Keywords:
Artificial Intelligence, Neuroradiology brain, CT, CT-Angiography, CAD, Computer Applications-Detection, diagnosis, Haemorrhage, Ischaemia / Infarction
Authors:
A.-A. El-Ahmadi, G. Brun, A. Ayobi, S. Quenet, Y. Chaibi, A. Reyre, A. Jacquier, N. Girard
DOI:
10.26044/ecr2024/C-13784
Conclusion
The AI-based application demonstrated high performance for the detection of cases with ICH and LVO. This high performance was consistent among ICH subtypes and LVO segments. Similarly, the software presented a high per-region accuracy for the computation of the ASPECT score and all the ASPECTS regions had individual accuracies higher than 81%. These results indicate not only that the algorithm performs adequately but that its high accuracy is generalizable across heterogeneous subgroups of stroke types.

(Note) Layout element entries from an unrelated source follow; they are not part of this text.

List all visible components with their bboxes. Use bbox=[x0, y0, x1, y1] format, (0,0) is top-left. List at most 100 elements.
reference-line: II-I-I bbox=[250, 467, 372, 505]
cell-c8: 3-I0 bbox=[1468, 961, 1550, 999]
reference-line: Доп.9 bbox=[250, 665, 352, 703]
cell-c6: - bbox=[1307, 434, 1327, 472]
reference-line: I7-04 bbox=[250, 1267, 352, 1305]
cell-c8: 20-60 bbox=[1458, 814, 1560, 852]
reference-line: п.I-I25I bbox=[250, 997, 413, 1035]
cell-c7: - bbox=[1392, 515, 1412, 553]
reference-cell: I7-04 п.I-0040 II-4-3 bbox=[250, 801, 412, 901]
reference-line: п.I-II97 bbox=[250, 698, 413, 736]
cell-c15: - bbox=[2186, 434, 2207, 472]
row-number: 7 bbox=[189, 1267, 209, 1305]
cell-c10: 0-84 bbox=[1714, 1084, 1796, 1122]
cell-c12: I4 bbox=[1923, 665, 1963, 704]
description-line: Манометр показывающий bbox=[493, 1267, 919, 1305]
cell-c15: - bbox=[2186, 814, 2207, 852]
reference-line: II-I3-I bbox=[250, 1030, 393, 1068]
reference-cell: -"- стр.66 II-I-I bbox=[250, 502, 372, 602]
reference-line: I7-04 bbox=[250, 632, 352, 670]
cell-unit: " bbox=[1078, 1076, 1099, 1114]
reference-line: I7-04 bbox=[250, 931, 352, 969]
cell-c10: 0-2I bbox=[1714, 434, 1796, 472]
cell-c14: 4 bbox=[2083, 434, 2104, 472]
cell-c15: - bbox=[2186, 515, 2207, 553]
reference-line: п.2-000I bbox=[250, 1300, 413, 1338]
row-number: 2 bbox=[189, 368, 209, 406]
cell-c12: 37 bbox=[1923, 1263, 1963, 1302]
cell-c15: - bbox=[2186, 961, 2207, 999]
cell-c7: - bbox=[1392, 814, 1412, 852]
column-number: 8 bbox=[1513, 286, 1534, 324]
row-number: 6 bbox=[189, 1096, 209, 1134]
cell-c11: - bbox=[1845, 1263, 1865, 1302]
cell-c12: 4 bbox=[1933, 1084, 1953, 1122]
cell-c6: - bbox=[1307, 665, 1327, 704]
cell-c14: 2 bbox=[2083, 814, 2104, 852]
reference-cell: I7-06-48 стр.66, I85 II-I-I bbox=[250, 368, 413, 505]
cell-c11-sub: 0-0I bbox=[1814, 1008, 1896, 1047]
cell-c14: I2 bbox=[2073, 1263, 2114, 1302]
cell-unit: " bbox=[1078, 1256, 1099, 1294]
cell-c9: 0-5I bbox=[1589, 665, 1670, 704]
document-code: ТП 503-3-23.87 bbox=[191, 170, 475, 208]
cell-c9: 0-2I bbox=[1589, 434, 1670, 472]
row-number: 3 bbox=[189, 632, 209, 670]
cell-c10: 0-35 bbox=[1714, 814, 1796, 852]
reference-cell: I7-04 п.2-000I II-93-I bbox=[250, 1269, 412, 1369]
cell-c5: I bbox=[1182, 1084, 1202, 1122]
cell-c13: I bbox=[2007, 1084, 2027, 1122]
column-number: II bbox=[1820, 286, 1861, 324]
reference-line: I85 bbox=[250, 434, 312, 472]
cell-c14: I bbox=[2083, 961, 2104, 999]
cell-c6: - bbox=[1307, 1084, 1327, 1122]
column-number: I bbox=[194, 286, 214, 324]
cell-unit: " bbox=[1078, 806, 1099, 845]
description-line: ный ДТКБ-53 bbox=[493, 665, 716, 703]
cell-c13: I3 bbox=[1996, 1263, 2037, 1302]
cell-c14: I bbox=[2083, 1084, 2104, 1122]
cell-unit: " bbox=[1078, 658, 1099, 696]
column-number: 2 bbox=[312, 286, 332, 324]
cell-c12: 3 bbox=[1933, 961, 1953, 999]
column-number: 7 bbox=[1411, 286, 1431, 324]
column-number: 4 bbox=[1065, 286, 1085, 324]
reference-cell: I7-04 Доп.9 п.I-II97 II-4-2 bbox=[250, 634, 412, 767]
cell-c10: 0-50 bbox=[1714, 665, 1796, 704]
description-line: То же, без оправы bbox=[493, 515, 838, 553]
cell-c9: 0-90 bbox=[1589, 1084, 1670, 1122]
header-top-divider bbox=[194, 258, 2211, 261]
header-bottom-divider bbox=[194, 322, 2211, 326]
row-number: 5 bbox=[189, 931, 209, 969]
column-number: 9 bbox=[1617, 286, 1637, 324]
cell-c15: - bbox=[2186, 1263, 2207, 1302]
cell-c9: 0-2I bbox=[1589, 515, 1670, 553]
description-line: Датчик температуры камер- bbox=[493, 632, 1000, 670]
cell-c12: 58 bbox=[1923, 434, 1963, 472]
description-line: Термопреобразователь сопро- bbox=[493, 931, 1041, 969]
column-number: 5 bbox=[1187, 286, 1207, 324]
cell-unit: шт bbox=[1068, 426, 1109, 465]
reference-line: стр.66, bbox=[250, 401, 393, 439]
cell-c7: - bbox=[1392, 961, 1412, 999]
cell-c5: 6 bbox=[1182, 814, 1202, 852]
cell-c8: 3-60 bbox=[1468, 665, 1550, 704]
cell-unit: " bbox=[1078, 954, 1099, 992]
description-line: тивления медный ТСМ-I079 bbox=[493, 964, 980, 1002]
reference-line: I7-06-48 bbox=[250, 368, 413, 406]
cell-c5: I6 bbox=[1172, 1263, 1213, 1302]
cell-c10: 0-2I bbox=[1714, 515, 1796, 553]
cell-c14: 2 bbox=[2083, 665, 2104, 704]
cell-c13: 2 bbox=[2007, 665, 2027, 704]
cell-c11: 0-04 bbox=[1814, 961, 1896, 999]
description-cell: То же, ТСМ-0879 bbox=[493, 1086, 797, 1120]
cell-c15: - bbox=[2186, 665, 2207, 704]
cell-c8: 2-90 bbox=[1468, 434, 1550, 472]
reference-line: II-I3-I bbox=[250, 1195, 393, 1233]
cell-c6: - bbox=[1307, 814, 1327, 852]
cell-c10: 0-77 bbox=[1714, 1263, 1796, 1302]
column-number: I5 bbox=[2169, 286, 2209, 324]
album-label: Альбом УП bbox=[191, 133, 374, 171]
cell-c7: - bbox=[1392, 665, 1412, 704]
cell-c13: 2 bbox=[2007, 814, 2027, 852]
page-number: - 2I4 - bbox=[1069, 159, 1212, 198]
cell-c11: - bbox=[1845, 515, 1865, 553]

Regarding IS, the algorithm was capable of correctly classifying almost 90% of the cases with ASPECTS ≥ 6. This cutoff point is crucial for patient eligibility for adequate treatment. Indeed, according to the American Stroke Association guidelines, patients with ASPECTS ≥ 6 should be prioritized for thrombectomy treatment instead of intravenous thrombolysis because it is associated with better patient outcome [8]. Hence, this reliable AI system can be used to accurately select patient management.
In conclusion, this promising tool may enhance stroke imaging workflow and patient care. Indeed, by assisting radiologists with accurate and automated assessments of ischemic and hemorrhagic stroke, this device may improve their efficiency, increase patient throughput and provide good patient care. Future studies in larger prospective cohorts may confirm the utility of the device on clinical practice and the direct impact on patient outcome.